Cromwell[2] allait ravager toute la chrétienté[3] ; la famille royale était perdue, et la sienne à jamais puissante, sans un petit grain de sable[4] qui se mit dans son uretère. Rome même allait trembler sous lui ; mais ce petit gravier s’étant mis là, il est mort, sa famille abaissée, tout en paix[5], et le roi rétabli.

8.

… Sur quoi fondera-t-il[6] l’économie du monde qu’il veut gouverner ? Sera-ce sur le caprice de chaque particulier ? Quelle confusion ! Sera-ce sur la justice ? Il l’ignore.

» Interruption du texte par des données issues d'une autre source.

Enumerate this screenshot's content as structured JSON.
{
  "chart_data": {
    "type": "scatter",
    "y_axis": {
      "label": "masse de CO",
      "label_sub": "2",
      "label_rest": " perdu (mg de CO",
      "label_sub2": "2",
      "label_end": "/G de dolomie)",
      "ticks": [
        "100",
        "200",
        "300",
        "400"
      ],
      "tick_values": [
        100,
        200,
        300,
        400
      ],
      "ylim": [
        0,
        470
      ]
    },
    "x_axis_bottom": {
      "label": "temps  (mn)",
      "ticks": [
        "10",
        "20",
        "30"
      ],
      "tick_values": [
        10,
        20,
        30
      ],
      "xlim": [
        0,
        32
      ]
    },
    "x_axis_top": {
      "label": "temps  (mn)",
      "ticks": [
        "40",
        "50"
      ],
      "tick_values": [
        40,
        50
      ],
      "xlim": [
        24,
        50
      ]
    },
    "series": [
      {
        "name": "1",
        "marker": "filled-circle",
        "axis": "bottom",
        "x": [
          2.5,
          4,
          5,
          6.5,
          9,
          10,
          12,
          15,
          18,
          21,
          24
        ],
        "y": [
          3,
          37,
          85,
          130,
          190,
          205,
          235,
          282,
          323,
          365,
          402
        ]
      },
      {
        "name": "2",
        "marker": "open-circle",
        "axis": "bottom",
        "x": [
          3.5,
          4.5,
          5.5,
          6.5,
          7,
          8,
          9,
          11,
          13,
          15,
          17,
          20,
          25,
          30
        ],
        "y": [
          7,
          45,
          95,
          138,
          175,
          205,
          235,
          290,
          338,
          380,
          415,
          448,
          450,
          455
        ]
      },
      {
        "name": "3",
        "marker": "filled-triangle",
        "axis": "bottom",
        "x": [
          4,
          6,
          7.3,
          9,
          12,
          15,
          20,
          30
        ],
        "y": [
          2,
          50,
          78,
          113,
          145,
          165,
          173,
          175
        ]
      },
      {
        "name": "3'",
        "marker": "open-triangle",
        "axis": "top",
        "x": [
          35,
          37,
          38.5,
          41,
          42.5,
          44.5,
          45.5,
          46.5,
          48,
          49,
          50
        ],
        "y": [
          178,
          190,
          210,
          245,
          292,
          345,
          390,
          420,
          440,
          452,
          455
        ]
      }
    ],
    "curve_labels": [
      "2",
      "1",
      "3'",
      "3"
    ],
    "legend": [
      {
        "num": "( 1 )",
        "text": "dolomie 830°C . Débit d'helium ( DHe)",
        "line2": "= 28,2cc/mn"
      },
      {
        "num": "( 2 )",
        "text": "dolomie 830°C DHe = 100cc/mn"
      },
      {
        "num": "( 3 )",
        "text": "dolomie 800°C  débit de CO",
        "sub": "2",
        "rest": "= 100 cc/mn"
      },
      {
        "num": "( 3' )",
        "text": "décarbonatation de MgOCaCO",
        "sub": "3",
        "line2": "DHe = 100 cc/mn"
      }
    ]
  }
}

Certainement s’il la connaissait[7], il n’aurait pas établi cette maxime, la plus générale de toutes celles qui sont parmi les hommes, que chacun suive les mœurs de son pays ; l’éclat de la véritable équité aurait assujetti tous les peuples,

  1. « Ses racines. » Cf. ii, 8, dernière note.
  2. « Cromwell. » Cromwell est mort en 1658 ; Charles II a été rétabli en 1660, deux ans avant la mort de Pascal.
  3. « Ravager toute la chrétienté. » On ne voit pas que Cromwell ait eu de tels projets, ni contre toute la chrétienté, ni contre Rome. Mais on craignait tout de cet hérétique, de ce chef d’une république établie par le meurtre d’un roi.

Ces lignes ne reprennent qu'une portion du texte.